Спустя минуту я лежал на диване с сигаретой в зубах. Думать не хотелось. В голове были одни слова и понятия, Они возникали, исчезали, прятались друг за друга, никак не желая соединиться в единую мысль. "Попался"... "Лейла"... "Вера"... "Похожи"... "Опять взялась за старое"... "Как ловко"... "На лету схватила"... "Да, это она".
Выкурив одну за другой несколько сигарет, я пришел в довольно устойчивое расположение духа, и принялся изучать двери, пол, стены и потолок своей западни на предмет их крепости.
Результаты изучения и последующие выводы оказались неудовлетворительными. Двери были металлическими, аккурат под противотанковую гранату, которой у меня не было. На проделывание дыры в многослойных полах и потолках с помощью гвоздя потребовалось бы не менее двух суток. Устраивать пожар для привлечения внимания было глупо и равносильно самоубийству.

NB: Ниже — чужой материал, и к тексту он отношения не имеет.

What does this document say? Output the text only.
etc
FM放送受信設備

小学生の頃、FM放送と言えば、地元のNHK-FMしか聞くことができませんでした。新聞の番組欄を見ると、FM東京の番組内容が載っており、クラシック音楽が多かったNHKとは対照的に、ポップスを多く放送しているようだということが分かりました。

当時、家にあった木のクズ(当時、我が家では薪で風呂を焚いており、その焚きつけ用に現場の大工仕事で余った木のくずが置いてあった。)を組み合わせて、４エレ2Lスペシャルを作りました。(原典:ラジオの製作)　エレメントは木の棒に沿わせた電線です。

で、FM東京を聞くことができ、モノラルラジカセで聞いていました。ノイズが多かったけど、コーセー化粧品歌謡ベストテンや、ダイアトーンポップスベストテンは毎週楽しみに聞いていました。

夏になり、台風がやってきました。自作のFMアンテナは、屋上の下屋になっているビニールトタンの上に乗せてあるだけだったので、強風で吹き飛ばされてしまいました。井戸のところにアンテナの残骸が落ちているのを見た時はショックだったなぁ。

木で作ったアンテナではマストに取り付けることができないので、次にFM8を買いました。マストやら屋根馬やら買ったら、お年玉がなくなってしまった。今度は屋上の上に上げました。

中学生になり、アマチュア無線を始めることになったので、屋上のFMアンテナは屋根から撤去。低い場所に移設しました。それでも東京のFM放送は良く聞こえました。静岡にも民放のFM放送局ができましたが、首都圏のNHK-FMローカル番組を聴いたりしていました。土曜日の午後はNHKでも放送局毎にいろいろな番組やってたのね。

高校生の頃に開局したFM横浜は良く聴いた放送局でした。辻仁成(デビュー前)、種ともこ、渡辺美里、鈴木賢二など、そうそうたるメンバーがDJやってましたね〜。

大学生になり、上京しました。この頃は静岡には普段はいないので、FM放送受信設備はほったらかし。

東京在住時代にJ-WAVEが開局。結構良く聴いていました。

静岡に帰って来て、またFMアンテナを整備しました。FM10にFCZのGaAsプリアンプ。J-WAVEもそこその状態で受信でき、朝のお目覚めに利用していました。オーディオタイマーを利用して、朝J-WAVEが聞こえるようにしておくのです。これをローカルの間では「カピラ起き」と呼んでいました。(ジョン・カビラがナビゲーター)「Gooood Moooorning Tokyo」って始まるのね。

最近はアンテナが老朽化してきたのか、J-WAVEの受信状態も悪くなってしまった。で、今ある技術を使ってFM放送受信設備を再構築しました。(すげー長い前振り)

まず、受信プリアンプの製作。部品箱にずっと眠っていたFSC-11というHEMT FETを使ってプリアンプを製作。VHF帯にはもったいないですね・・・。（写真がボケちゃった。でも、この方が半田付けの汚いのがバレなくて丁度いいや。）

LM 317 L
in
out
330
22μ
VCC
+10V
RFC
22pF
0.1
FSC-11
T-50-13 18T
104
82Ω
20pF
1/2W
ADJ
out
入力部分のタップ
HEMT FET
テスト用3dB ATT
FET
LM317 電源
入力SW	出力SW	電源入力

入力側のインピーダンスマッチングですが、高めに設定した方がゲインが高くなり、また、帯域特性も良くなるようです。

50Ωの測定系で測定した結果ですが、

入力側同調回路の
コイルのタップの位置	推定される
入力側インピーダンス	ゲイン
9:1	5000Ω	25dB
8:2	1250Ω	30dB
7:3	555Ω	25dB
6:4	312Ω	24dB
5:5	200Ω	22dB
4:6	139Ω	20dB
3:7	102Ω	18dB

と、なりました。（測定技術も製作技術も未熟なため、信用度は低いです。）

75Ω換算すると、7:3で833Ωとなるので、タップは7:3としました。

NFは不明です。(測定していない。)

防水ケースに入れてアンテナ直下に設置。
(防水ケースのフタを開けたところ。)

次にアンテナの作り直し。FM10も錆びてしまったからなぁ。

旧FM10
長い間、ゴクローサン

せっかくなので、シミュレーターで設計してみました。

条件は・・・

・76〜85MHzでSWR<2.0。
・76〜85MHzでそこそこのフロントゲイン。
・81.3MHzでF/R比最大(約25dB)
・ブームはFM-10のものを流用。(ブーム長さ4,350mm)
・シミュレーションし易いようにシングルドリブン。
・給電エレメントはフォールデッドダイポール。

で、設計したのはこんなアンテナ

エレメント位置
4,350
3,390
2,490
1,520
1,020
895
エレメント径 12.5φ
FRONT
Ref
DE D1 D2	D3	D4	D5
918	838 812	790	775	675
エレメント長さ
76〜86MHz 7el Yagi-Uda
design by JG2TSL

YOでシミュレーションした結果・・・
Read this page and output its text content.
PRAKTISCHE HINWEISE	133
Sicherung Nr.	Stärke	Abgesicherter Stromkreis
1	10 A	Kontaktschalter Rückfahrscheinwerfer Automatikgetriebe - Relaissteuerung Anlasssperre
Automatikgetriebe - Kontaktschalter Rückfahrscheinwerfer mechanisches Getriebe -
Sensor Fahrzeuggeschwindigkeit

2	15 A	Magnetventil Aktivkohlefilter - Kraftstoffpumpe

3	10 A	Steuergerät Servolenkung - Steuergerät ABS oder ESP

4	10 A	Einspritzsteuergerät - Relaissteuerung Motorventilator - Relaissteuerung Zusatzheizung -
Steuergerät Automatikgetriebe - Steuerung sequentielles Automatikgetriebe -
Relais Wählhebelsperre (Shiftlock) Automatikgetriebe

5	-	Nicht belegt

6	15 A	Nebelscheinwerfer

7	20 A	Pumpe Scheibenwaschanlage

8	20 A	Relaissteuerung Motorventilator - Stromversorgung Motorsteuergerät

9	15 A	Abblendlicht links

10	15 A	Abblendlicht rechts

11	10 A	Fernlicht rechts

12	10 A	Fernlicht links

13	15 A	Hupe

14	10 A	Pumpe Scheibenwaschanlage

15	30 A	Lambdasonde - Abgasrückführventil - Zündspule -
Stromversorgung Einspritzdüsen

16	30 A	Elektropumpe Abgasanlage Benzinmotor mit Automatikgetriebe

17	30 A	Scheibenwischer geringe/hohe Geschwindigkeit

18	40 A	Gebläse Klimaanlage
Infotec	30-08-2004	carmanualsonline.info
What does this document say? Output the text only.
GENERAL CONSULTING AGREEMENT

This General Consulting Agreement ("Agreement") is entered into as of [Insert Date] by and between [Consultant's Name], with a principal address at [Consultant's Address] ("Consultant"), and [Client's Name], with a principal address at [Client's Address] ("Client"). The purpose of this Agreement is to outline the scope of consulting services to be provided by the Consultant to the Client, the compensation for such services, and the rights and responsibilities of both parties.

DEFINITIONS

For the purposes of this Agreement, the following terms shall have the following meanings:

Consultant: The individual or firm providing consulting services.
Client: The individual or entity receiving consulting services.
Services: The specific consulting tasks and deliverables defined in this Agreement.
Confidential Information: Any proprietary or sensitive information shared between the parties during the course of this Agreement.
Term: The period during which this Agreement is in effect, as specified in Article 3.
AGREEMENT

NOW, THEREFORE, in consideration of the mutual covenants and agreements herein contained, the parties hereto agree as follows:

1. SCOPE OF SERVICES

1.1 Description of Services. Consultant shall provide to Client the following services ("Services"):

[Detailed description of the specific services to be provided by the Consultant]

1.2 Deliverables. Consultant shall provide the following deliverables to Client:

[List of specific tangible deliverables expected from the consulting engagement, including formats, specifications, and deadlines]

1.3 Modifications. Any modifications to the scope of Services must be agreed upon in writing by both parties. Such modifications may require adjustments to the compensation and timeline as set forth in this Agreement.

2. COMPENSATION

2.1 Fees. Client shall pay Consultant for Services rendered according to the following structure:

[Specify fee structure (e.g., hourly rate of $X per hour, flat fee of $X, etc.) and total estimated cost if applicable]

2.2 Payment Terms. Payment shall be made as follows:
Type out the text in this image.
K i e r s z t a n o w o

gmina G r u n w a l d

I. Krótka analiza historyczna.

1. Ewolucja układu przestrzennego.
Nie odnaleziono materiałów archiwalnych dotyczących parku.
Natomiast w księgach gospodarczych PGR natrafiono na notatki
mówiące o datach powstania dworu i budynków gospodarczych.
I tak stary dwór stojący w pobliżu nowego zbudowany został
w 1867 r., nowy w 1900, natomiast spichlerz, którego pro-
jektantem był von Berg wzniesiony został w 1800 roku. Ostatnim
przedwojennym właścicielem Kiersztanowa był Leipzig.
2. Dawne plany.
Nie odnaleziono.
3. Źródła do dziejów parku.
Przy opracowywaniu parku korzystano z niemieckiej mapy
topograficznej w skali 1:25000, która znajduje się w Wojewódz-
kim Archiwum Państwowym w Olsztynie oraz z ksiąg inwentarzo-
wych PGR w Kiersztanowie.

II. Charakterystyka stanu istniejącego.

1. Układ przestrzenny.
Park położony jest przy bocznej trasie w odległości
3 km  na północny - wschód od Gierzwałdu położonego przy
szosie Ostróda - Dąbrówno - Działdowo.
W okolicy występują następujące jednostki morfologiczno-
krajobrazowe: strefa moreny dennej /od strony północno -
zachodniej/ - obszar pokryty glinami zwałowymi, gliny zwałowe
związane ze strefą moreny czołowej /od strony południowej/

"Что же делать? - задумался я.
И решил стучать в пол. Должен же кто-нибудь услышать?
Услышали. Минут через пятнадцать, когда я уже замучился ронять диванчик на пол, в двери заскрежетал ключ, она открылась, и я увидел... Харона. Безбородого Харона с распростертыми руками, Харона дружески улыбающегося, Харона в дорогом костюме-тройке и дорогом галстуке, Харона с двумя плотными ребятами за спиной.
- Здравствуй, дорогой! - воскликнул он, дождавшись, пока моя челюсть опустится до предела. - Ты не представляешь, как я рад вновь тебя видеть у себя в гостях!
Не ответив на приветствие, я бессильно опустился на диванчик, странным образом выживший, и пролепетал:
- Кто была эта женщина в черном? Вера?
- Как хочешь, дорогой, как хочешь! Но давай будем считать, что это была Лейла. Так же тебе интереснее будет. Кстати, эти черные женские одежды в Средней Азии и Иране называются паранджой, - сказал Харон, опускаясь передо мной на стул, принесенный одним из его сопровождающих.
- А откуда ты знаешь о Лейле??? - дернулся я. - От Веры?
- Как хочешь дорогой! От Веры, так от Веры. Но лучше пусть от Лейлы. Пусть она... мм.. будет, как и есть, моей дочкой. Ты же любишь воображать всякую всячину... Ну и вообрази, что она - моя любимая, единственная дочь... Вы познакомились после того, как она по моей просьбе забрала тебя из пещеры с зоопарком. И три дня держала тебя на наркотиках. Иногда пользуясь твоим телом... мм... в личных целях...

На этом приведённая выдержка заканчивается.